– Тяжелое заболевание? – как-то неуверенно предположил он вслух. – Хотя первая мысль была: самоубийство.
Он еще минутку подумал, и тут его, казалось, осенило:
– Таблетки… поэтому, скорее всего, с болезнью связь… Передозировка таблетками, да!
– Как давно это произошло?
– Ее смерть?
– Да.
– Лет… восемь назад.
Он не мог объяснить себе потом, почему повел речь о годах там, где счет шел на месяцы. Так бывает. Но мужчина, о котором шла речь в привороте, был однозначно жив.

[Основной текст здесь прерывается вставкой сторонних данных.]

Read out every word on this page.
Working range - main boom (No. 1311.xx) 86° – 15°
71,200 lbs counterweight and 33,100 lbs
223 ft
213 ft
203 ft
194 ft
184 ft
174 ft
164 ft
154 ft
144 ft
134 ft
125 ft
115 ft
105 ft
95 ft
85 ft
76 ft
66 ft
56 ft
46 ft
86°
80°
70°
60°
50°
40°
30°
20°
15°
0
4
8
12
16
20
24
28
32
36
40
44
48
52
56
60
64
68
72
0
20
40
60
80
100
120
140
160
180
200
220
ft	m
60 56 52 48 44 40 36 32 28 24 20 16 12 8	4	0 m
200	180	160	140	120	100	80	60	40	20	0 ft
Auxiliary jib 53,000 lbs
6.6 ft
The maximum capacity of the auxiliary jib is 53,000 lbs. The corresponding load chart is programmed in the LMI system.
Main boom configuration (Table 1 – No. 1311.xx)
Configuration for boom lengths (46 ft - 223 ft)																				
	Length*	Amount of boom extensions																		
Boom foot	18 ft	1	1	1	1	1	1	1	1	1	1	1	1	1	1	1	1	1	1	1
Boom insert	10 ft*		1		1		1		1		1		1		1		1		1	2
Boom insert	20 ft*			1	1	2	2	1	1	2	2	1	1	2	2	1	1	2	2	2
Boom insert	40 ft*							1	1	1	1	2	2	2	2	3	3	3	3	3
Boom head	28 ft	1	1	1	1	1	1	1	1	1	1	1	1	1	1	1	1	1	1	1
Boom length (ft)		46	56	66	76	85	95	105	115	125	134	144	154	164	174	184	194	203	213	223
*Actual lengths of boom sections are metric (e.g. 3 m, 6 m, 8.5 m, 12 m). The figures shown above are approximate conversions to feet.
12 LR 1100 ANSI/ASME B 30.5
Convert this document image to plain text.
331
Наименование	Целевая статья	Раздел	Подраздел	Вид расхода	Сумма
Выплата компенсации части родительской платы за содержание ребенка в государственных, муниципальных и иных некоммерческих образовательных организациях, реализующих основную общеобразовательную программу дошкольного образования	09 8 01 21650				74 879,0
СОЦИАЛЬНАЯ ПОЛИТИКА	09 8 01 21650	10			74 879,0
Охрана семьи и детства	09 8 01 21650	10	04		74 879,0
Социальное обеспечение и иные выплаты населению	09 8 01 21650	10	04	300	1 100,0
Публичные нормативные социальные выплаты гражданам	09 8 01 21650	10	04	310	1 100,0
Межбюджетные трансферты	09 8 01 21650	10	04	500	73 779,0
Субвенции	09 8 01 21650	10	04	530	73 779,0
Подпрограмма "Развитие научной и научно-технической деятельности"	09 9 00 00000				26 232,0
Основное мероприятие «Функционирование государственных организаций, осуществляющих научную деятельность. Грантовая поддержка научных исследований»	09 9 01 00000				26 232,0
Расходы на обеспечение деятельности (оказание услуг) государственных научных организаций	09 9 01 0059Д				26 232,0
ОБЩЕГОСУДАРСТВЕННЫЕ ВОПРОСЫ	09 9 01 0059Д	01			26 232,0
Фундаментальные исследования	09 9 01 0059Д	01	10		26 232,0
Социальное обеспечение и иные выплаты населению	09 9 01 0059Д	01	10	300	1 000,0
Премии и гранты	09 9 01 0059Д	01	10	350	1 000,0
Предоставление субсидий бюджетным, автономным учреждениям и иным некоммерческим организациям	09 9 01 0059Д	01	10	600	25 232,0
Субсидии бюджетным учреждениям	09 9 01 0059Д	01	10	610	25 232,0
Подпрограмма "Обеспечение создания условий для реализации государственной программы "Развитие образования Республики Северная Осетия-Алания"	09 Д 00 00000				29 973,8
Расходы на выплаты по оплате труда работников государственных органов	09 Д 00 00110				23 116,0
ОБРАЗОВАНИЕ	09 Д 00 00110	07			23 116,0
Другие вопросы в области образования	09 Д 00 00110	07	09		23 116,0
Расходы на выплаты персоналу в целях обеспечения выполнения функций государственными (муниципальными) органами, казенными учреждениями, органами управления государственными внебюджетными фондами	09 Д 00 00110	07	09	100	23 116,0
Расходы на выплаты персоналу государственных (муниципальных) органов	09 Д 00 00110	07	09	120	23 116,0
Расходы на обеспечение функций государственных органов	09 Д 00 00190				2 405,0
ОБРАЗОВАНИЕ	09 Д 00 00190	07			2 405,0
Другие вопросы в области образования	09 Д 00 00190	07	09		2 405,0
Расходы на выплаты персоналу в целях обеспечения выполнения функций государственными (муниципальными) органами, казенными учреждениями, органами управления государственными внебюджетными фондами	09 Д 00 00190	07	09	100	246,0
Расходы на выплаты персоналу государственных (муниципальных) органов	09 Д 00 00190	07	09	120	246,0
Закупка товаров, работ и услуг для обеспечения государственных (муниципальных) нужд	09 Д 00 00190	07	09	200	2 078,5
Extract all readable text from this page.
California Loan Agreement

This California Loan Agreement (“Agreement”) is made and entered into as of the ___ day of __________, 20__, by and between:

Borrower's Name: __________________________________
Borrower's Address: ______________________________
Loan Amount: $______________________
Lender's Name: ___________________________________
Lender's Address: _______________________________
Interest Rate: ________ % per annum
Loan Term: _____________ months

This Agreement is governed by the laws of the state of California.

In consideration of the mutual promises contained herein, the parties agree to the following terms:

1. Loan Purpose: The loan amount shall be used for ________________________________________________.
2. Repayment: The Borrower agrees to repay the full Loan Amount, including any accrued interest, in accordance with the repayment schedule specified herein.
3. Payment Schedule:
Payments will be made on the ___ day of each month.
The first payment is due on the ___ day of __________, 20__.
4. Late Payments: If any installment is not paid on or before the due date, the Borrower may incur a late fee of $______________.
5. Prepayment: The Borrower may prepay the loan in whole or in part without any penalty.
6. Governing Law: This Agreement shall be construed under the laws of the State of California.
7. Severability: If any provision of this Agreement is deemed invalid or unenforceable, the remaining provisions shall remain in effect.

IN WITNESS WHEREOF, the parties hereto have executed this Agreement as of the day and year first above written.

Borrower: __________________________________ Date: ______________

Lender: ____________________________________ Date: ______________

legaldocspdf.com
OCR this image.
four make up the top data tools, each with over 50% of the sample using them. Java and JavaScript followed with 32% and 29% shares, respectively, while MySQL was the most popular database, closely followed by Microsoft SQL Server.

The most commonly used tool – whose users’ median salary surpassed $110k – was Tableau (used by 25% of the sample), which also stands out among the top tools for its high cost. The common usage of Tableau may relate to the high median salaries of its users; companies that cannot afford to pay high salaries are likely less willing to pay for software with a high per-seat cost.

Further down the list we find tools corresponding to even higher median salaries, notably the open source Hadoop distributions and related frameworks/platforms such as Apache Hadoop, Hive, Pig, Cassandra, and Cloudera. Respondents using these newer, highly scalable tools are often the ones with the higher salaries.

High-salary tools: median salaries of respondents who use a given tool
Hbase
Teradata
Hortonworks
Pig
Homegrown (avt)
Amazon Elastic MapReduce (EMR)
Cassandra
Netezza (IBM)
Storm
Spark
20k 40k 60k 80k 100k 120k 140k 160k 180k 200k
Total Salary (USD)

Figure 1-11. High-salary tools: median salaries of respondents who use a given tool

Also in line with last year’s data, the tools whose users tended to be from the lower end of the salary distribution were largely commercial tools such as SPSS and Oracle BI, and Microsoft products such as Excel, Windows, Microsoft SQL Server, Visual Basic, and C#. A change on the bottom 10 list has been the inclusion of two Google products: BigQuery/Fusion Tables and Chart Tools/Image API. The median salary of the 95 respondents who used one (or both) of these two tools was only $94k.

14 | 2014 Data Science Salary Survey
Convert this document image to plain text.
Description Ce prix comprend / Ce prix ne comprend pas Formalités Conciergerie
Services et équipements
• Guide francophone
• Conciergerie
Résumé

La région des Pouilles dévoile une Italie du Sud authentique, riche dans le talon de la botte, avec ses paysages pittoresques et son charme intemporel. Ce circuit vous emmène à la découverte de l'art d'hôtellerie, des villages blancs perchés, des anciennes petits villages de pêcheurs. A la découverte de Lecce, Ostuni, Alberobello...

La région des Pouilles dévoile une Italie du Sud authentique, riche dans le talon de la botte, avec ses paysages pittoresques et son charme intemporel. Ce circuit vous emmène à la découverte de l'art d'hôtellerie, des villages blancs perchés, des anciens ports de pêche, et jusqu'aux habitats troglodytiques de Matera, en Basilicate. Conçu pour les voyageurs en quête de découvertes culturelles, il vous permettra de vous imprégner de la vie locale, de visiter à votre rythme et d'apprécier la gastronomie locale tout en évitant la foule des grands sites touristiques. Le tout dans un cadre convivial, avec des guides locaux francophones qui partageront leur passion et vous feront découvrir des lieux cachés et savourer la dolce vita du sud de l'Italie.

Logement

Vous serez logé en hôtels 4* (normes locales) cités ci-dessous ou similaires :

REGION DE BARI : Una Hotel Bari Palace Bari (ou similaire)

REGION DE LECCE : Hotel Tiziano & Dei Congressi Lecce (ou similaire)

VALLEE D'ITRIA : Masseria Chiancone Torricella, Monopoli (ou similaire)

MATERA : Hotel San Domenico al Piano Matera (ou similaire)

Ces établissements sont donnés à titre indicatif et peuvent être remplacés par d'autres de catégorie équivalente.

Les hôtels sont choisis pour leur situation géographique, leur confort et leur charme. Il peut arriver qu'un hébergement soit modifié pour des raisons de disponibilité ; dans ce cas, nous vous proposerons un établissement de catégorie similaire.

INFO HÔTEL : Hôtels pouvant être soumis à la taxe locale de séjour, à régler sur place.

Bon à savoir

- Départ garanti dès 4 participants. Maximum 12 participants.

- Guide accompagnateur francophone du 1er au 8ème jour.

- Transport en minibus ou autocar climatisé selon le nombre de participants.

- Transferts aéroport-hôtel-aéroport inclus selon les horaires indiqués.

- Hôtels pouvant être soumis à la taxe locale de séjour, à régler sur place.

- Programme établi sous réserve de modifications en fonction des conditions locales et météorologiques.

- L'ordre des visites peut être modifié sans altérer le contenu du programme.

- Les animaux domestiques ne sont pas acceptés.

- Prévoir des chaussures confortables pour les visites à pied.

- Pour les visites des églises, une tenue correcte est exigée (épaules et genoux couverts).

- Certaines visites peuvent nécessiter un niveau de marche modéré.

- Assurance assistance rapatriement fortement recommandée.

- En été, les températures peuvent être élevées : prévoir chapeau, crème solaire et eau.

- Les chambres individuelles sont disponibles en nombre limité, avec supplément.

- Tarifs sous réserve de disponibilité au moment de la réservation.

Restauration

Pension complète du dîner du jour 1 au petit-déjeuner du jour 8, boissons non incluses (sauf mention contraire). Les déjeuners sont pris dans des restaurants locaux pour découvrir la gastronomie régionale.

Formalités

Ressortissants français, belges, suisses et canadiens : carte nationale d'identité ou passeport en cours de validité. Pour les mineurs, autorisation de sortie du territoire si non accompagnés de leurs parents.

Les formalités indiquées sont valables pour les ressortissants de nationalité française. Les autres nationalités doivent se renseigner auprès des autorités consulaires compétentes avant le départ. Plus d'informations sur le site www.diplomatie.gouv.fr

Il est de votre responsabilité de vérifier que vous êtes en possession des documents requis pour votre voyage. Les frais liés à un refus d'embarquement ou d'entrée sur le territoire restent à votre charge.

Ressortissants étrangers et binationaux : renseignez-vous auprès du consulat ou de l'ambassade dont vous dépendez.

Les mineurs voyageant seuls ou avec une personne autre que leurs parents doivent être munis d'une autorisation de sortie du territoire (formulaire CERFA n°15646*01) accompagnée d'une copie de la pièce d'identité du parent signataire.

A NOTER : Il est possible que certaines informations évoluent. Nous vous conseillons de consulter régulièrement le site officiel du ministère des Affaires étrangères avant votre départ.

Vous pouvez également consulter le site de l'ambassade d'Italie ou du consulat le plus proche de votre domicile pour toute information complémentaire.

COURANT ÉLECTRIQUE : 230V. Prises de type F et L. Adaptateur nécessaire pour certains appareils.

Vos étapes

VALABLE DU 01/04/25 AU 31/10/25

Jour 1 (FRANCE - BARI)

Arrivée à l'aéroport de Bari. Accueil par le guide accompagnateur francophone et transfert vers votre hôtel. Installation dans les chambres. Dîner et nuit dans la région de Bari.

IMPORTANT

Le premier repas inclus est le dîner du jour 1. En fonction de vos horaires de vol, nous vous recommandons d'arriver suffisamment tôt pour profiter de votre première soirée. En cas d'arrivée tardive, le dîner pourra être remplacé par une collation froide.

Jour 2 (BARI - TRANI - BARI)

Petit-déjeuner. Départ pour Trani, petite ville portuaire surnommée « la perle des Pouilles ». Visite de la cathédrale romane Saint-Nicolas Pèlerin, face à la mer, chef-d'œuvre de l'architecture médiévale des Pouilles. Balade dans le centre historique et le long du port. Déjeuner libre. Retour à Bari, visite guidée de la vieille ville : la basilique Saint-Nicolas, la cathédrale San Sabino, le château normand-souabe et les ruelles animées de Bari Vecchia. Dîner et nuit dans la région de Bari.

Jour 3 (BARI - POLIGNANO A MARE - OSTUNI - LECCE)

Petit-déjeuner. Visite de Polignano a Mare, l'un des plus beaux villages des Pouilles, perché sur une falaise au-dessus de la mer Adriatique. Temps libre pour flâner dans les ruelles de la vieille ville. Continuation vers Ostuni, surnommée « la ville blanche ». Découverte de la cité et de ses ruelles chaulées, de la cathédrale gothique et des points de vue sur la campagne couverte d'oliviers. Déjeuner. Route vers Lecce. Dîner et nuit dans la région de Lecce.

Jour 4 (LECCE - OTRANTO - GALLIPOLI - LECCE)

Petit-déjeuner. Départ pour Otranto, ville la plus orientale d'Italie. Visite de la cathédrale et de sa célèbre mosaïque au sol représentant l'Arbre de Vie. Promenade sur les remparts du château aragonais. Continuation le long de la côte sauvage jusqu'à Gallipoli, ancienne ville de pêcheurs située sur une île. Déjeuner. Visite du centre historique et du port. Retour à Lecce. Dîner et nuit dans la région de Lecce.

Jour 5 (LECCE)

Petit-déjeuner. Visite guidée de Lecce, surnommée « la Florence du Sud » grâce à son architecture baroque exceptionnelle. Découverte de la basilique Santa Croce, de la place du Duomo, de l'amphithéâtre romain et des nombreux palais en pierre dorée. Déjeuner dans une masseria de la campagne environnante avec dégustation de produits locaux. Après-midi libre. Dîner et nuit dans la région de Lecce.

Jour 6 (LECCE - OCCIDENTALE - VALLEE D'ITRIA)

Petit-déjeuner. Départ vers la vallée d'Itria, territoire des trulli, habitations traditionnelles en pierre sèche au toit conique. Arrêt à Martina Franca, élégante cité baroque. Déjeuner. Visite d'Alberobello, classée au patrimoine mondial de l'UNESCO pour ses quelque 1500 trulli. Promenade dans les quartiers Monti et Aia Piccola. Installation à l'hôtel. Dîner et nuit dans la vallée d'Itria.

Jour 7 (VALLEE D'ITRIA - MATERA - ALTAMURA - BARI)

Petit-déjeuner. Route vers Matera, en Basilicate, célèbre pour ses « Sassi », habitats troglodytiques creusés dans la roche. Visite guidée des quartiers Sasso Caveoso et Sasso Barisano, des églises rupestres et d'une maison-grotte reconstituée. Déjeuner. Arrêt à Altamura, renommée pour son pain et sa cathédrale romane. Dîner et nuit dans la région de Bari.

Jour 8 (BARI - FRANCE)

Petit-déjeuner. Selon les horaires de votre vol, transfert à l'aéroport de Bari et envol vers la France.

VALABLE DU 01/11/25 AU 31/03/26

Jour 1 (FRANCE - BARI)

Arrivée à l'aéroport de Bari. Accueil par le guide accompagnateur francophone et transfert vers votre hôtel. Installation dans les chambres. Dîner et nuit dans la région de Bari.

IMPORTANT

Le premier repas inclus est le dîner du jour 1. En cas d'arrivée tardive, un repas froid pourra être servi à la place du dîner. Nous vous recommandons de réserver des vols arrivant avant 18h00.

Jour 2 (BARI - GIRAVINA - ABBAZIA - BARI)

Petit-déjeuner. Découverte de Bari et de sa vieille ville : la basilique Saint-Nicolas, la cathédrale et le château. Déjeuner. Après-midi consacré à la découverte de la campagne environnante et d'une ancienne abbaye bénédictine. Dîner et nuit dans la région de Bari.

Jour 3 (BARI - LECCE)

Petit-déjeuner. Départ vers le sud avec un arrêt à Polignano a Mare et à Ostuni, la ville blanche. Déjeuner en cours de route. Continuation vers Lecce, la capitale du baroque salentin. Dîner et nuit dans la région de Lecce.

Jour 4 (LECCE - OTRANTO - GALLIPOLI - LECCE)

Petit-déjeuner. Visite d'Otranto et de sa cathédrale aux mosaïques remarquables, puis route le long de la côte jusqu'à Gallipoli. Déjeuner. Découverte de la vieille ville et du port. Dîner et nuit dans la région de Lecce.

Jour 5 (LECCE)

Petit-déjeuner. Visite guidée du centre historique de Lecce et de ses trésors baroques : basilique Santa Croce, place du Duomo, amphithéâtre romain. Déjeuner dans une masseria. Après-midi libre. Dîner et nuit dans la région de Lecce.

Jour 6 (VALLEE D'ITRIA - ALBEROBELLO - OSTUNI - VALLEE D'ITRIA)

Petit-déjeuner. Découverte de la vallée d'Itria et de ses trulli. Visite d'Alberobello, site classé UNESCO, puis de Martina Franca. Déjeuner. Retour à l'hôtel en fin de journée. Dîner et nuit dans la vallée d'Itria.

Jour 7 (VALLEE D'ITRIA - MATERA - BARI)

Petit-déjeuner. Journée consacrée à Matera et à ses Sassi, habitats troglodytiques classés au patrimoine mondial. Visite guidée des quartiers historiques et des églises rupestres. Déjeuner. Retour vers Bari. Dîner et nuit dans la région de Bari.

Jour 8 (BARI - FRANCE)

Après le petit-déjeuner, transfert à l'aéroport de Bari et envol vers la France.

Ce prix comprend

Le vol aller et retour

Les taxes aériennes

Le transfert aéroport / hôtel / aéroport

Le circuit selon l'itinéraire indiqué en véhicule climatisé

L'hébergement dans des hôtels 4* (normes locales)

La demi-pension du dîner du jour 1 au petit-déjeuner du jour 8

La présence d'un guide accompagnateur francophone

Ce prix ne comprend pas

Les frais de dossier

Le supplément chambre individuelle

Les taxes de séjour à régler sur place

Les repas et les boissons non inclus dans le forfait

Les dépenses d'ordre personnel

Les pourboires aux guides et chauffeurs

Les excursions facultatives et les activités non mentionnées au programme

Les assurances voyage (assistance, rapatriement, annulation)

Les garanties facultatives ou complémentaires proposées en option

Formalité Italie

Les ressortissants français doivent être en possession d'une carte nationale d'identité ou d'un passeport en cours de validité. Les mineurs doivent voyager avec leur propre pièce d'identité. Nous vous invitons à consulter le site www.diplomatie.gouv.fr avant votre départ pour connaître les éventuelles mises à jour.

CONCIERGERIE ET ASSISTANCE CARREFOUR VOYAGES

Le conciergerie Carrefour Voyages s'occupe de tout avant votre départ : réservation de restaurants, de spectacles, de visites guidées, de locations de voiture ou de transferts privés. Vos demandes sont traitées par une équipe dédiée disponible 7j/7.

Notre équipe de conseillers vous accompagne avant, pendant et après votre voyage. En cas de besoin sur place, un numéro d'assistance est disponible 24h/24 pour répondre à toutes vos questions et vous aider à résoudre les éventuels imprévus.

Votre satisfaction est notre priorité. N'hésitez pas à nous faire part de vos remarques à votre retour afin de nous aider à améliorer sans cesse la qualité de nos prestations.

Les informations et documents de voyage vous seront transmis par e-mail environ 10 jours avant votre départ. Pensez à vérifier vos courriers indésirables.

Сергей чувствовал тяжесть. И безысходность. И такую невыносимую тоску, что даже не мог представить себе, насколько такие переживания возможны вообще. В один момент он даже испугался за свою рациональность – откуда было взяться такой глубокой и невыносимой, смертной печали, разом обуявшей все его существо?
Энергетический силуэт продолжал мягко колыхаться на том же месте поверх двух женщин, и Романенко в этот миг, наконец, осознал реальную причину подобного своего состояния.
– Все правда, Сережа: женщины нет на свете. Только это семнадцатилетняя девочка, на самом деле. Погибла она восемь месяцев назад.
У него расширились зрачки, и маячивший призрак словно соприкоснулся с его душой, и он увидел вдруг все глазами этой семнадцатилетней девочки: увидел ее бабушку, тетю, сестру, подруг – и так страстно захотелось вернуться к ним, звонко смеяться, петь – она так любила петь, господи! – и снова ощущать себя сопричастной этой божественной искре, Жизни, радоваться каждому ее дню, каждому своему перерождению… Перерождению… Но для нее ведь не будет перерождения. Долго не будет! У самоубийц незавидная участь, и эта душа еще лет триста останется замкнутой в холодной, замершей для нее пространственной плоскости, куда она обрекла себя собственным решением. И каждый день будет наблюдать за перерождением других, за их свободным полетом среди божественного мягкого, обволакивающего света, осознавая его недоступность для собственного эго, для своей бессмертной души.
Так устроено мироздание.
Сергей видел всю эту перспективу будто ее глазами и не мог сдержать собственных – ее! – эмоций, и непроизвольные слезы тоски и обреченности текли по щекам, а бабушка Лена смотрела на прозрачные капли, катившиеся из глаз вепса, и в каждой, должно быть, угадывала отражение ушедшей навсегда внучки; ушедшей без причины, без веры, без молитвы.
Женщина нашла в себе силы сказать:
– Я вижу, что вы очень добрый человек, Сергей, очень хороший…
– Я так сожалею… Мне очень жаль вашу девочку.
Для него это было очень мощным потрясением. Не приведи господь кому-то пережить смерть своей младшей кровинушки – это самое страшное прижизненное испытание для души, но такие смерти, к сожалению, в этом мире происходят ежедневно и даже ежеминутно, и пережитое им в тот день на съемочной площадке оставило внутри глубочайший шрам.
Необходимо было учиться ограждать себя от такой близкой сопричастности постороннему горю. Такой подход представлялся единственным способом сохранить ему относительную ясность рассудка на собственную ближайшую перспективу.
* * *
Время замерло. Вот я вроде бы летела вслед за собой на машине скорой помощи, но на мосту меня не стало. Не стало совсем – в том моем молодом и красивом теле, к которому я привыкла за семнадцать земных лет. Вода – мощный источник информационного обмена, и когда моя душа соприкоснулась с ее поверхностью, я, привыкшая при жизни ощущать потоки оживляющей влаги на своих плечах, груди, в длинной густой копне волос, которой так завидовали многие подруги, теперь почувствовала ее отчуждение и неприятие, жгучий холод и одиночество.
Я вижу другие эго, входящие в речной поток везде вокруг меня в это же самое либо иное в прошлом или будущем время, и они полны яркого чарующего света, невообразимой легкости и божественной сопричастности в одухотворенном полете, но они не видят меня. Я для них невидима. Есть рядом и другие – такие же, как я, но и для меня они невидимы. Я просто ощущаю их присутствие. Настороженное. Чуткое. Чужое. Я знаю, что они есть и также блуждают в этом отрезке пространства, наблюдая за раем издали, из темноты. Как и я.
Солнце, стихия огня, здесь не греет. Ветер не обдувает. Ничто более не радует и не веселит. Вепс думает, что это на триста лет. Что такое триста лет? Я не знаю. Наверно, и не узнаю. Каждый миг моего состояния – сконцентрированное одиночество, раскаленное сожаление и безысходная тоска. Это и есть наказание.